OPEC Signals Lasting OPEC+ Alliance In Oil Market Management
Date
5/13/2024 7:12:44 AM
(MENAFN- Baystreet) OPEC is preparing to replace the 'call on OPEC' forecast of global demand for the cartel's crude oil with 'call on OPEC+ crude' in its closely-watched monthly oil market report, signaling that it remains committed to the broader OPEC+ alliance to manage supply to the market.
The change in forecasts of the amount of crude OPEC needs to produce for a balanced supply-demand picture on the market is expected to be published in the Monthly Oil Market Report (MOMR) for May, scheduled to be released on May 14, sources close to the matter told Reuters this week.
Demand for crude from the producers that form part of the Declaration of Cooperation (DoC) – as OPEC+ is officially known – has become more relevant to assessing market balances, according to one of the sources.
OPEC published for the first time an assessment of 'Demand for DoC crude' in the April report, alongside the outlook on demand for OPEC crude. From May, it will no longer publish estimates of 'Demand for OPEC crude', per Reuters' sources.
In April, OPEC said that“Demand for DoC crude (i.e., crude from countries participating in the Declaration of Cooperation) is projected to stand at about 43.2 mb/d in 2024, which is around 0.9 mb/d higher than the estimated level for 2023.”
Demand for OPEC+ crude in 2025 is expected to rise to about 44.0 million barrels per day (bpd), up by 800,000 bpd compared to the figure forecast for 2024.
Demand for OPEC crude is set to increase to about 28.5 million bpd this year, up by 1.2 million bpd compared to the estimated level for 2023. Demand for OPEC crude in 2025 is expected to reach about 29.0 million bpd, up by 400,000 bpd over the level expected for 2024.
The OPEC+ group, which includes OPEC members and 10 non-OPEC producers led by Russia, is now a more powerful force on the market and a key factor in global supply than OPEC was before the alliance was created at the end of 2016, to address the market and price slump of 2015-2016 following the glut in 2014.
OPEC+ holds a 41% share of global oil supply, compared to just 27% for OPEC only as of end-2023 when Angola left the OPEC cartel, per Reuters calculations.
Evidence of the sway OPEC+ now has over the market is the fact that analysts have started to speculate how the next OPEC+ meeting on June 1 will unfold. The alliance is currently withholding around 2.2 million bpd from the market by the end of the first half of this year, and is set to decide in early June how to proceed with the ongoing production cuts into the second half.

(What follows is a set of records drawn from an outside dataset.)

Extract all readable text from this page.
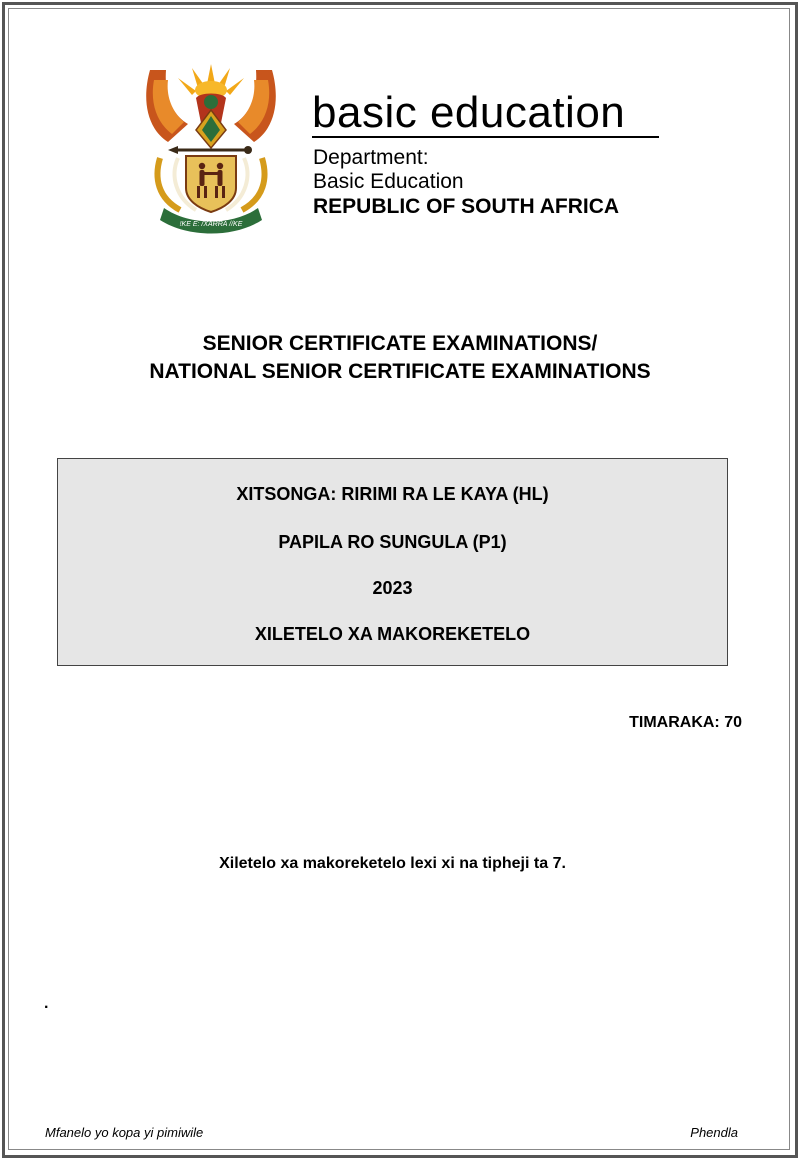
!KE E: /XARRA //KE
basic education
Department:
Basic Education
REPUBLIC OF SOUTH AFRICA
SENIOR CERTIFICATE EXAMINATIONS/
NATIONAL SENIOR CERTIFICATE EXAMINATIONS
XITSONGA: RIRIMI RA LE KAYA (HL)
PAPILA RO SUNGULA (P1)
2023
XILETELO XA MAKOREKETELO
TIMARAKA: 70
Xiletelo xa makoreketelo lexi xi na tipheji ta 7.
.
Mfanelo yo kopa yi pimiwile	Phendla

Goldman Sachs, for example, expects OPEC+ to stick to its production output reduction agreement at its next meeting, revising an earlier stance that the cartel may partially unwind the cuts.
“While our interpretation of OPEC+ communication is that no final decision has been made, we now expect Saudi crude supply to remain flat at 9 mb/d (million barrels per day) in July (vs. 9.2 previously),” Goldman said, as quoted by Reuters.
Goldman Sachs' revision followed the publication of data showing that global oil inventories were higher than expected, suggesting the market is not as tight as OPEC would have liked it.
With Brent Crude prices falling since mid-April to the low $80s per barrel, the OPEC+ group could opt not to act on supply and refrain from boosting production from July, according to analysts.
“Price weakness increases the likelihood that OPEC+ members will fully rollover their 2.2m b/d of additional voluntary cuts into the second half of the year, which risks overtightening the market later in 2024, assuming no downside surprises on the demand side,” ING strategists Warren Patterson and Ewa Manthey wrote in a note on Thursday.
“However, US elections at the end of the year could also possibly influence the choice OPEC+ members make,” they added.
OPEC may have lost market share to non-OPEC+ supply, especially the United States, but the broader alliance in the OPEC+ group is strengthening its influence over oil market supply and oil prices.